I have been upbraided for not mentioning Ronald Reagan’s AIDS legacy in describing him as my hero. The basic argument from the gay left is that Reagan was single-handedly responsible for killing hundreds of thousands of people by negligence. This, however, borders on loopy. Reagan should indeed be faulted for not doing more to warn people of the dangers of infection early enough (Thatcher was far better). But the truth is that it was pretty obvious very early on that something dangerous was afoot as AIDS first surfaced. Just read Larry Kramer at the time. Many people most at risk were aware – mostly too late, alas – that unprotected sex had become fatal in the late 1970s and still was. You can read Randy Shilts’ bracing “And The Band Played On,” to see how some of the resistance to those warnings came from within the gay movement itself. In the polarized atmosphere of the beleaguered gay ghettoes of the 1980s, one also wonders what an instruction from Ronald Reagan to wear condoms would have accomplished. As for research, we didn’t even know what HIV was until 1983. Nevertheless, the Reagan presidency spent some $5.7 billion on HIV in its two terms – not peanuts. The resources increased by 450 percent in 1983, 134 percent in 1984, 99 percent the next year and 148 percent the year after. Yes, the Congress was critical in this. But by 1986, Reagan had endorsed a large prevention and research effort and declared in his budget message that AIDS “remains the highest public health priority of the Department of Health and Human Services.” In September 1985, Reagan said:

“[I]ncluding what we have in the budget for ’86, it will amount to over a half a billion dollars that we have provided for research on AIDS in addition to what I’m sure other medical groups are doing. And we have $100 million in the budget this year; it’ll be 126 million next year. So, this is a top priority with us. Yes, there’s no question about the seriousness of this and the need to find an answer.”

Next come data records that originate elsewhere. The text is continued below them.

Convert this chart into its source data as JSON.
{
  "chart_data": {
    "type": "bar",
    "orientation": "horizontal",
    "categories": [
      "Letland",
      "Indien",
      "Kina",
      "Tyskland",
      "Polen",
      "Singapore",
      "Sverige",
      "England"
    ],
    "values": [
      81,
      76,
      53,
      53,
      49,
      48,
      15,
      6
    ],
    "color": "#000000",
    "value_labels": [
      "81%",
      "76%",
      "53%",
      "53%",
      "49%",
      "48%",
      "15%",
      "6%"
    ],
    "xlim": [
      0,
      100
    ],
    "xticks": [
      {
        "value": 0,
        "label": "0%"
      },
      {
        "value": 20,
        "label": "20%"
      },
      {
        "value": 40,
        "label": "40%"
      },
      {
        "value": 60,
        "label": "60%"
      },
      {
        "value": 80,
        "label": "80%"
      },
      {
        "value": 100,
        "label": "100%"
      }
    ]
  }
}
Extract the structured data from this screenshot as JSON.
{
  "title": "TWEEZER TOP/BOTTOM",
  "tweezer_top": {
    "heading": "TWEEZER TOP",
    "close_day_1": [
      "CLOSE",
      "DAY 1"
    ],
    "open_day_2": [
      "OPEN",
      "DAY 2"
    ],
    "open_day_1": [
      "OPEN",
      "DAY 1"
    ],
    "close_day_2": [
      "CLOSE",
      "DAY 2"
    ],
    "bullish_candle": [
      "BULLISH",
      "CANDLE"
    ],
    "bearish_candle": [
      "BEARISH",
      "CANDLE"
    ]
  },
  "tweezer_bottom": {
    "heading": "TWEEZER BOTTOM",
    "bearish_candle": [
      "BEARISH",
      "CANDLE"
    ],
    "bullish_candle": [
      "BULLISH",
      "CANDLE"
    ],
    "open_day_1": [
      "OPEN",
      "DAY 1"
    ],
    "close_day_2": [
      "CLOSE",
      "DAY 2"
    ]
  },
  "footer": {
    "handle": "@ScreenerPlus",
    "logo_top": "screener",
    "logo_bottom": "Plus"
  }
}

But the sad truth is also that there was never going to be an easy answer to HIV in the Reagan years. Throwing even more money at research in those days would not have helped much. Anthony Fauci’s NIH, goaded by heroes like Larry Kramer, was already pushing for focus and resources; FDA red tape was loosened considerably; and the painfully slow scientific process continued. The fact that we got revolutionary drugs in trials by the early 1990s was itself an heroic scientific achievement – arguably the most miraculous progress in a medical emergency since the polio vaccine. Should Reagan have done more? Yes. Were people like Bill Bennett and Gary Bauer responsible for delaying a real prevention response because only gays were dying? You bet. But was Reagan ultimately responsible for so many tragic, early deaths? No. HIV was. Viruses happen. It’s a blemish on his record, but not as profound as some, with understandable grief, want to make it out to be.

AT LONG LAST: Three vital new websites: “Queers against Terror”, “Conservative Punks,” and a whole blog devoted to debunking Noam Chomsky. Yay!